From: Michelle Lindell
- If Jimmy cracks corn and no one cares, why is there a song about him?
- Who was the first person to look at a cow and say, "I think I'll squeeze these dangly things here and drink whatever comes out?"
- Who was the first person to see an egg come from a chicken's butt and think, "I'll bet that would be good to eat?
- Why are they called stairs inside but steps outside?
- If love is blind, how can we believe in love at first sight?
- Why do toasters always have a setting that burns the toast to a horrible crisp, which no decent human being would eat?
- Why does Goofy stand erect while Pluto remains on all fours? They're both dogs!
- What do you call male ballerinas?
- Why do they call it 'getting your dog fixed' if afterwards it doesn't work anymore?
- If Wile Coyote had enough money for all the Acme products, why didn't he just buy dinner?
- Where in the nursery rhyme does it say Humpty Dumpty is an egg?
- Why does Donald Duck wear a towel when he comes out of the shower, when he doesn't usually wear any pants?
- Did Adam and Eve have navels?
- Do one-legged ducks swim in circles?
- Whose cruel idea was it for the word 'lisp' to have a 's' in it?
- Why do fat chance and slim chance mean the same thing?
- Who opened that first 'oyster' and said "My, my, my. Now doesn't 'this' look yummy!"
- How important does a person have to be before they are considered assassinated instead of just murdered?
- If money doesn't grow on trees then why do banks have branches?

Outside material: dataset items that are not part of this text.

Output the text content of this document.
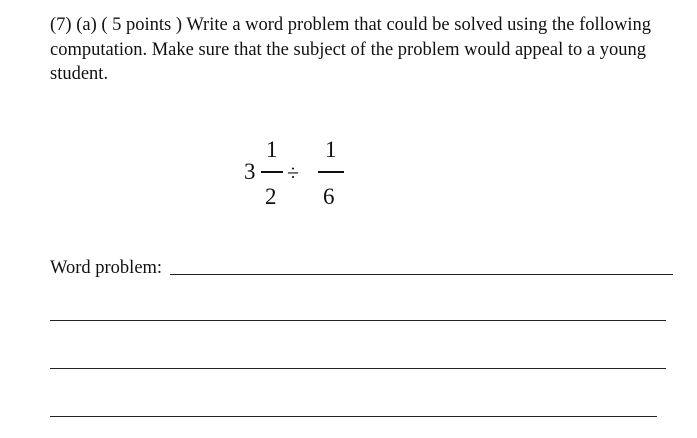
(7) (a) ( 5 points ) Write a word problem that could be solved using the following computation. Make sure that the subject of the problem would appeal to a young student.

3
1
2
÷
1
6
Word problem:
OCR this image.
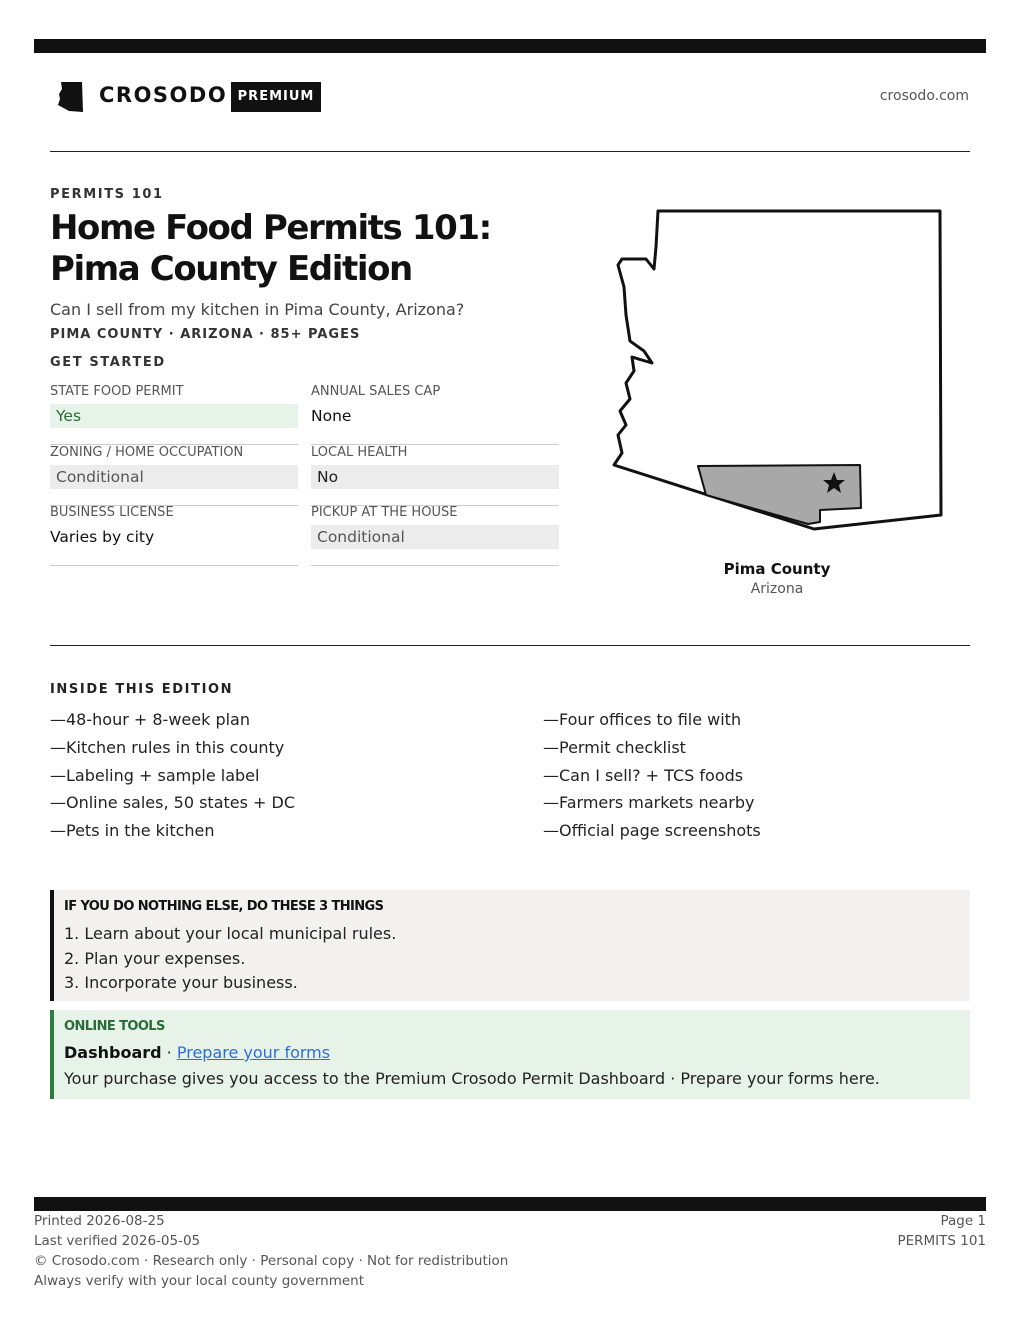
CROSODO PREMIUM	crosodo.com
PERMITS 101
Home Food Permits 101: Pima County Edition
Can I sell from my kitchen in Pima County, Arizona?
PIMA COUNTY · ARIZONA · 85+ PAGES
GET STARTED
STATE FOOD PERMIT
Yes
ANNUAL SALES CAP
None
ZONING / HOME OCCUPATION
Conditional
LOCAL HEALTH
No
BUSINESS LICENSE
Varies by city
PICKUP AT THE HOUSE
Conditional
Pima County
Arizona
INSIDE THIS EDITION
—48-hour + 8-week plan
—Kitchen rules in this county
—Labeling + sample label
—Online sales, 50 states + DC
—Pets in the kitchen
—Four offices to file with
—Permit checklist
—Can I sell? + TCS foods
—Farmers markets nearby
—Official page screenshots
IF YOU DO NOTHING ELSE, DO THESE 3 THINGS
1. Learn about your local municipal rules.
2. Plan your expenses.
3. Incorporate your business.
ONLINE TOOLS
Dashboard · Prepare your forms
Your purchase gives you access to the Premium Crosodo Permit Dashboard · Prepare your forms here.
Printed 2026-08-25
Last verified 2026-05-05
© Crosodo.com · Research only · Personal copy · Not for redistribution
Always verify with your local county government
Page 1
PERMITS 101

- Since bread is square, then why is sandwich meat round?
- Why do you have to "put your two cents in"...but it's only a "penny for your thoughts?" Where's that extra penny going?
- Once you're in heaven, do you get stuck wearing the clothes you were buried in for eternity?
- Why does a round pizza come in a square box?
- What did cured ham actually have?
- How is it that we put man on the moon before we figured out it would be a good idea to put wheels on luggage?
- Why is it that people say they "slept like a baby" when babies wake up like every two hours and cry?
- If a deaf person has to go to court, is it still called a hearing?
- If you drink Pepsi at work in the Coke factory, will they fire you?
- Why are you IN a movie, but you are ON TV?
- Why do people pay to go up tall buildings and then put money in binoculars to look at things on the ground?
- How come we choose from just two people for President and fifty for Miss America?
- Why do doctors leave the room while you change? They're going to see you naked anyway.
- If a 911 operator has a heart attack, whom does s/he call?
- I signed up for an exercise class and was told to wear loose-fitting clothing. If I HAD any loose-fitting clothing, I wouldn't have signed up in the first place!
- When I was young we used to go "skinny dipping," now I just "chunky dunk."
- Wouldn't it be nice if whenever we messed up our life we could simply press 'Ctrl Alt Delete' and start all over?
- Stress is when you wake up screaming and then you realize you haven't fallen asleep yet.
- If raising children was going to be easy, it never would have started with something called labor!
- Brain cells come and brain cells go, but fat cells live forever.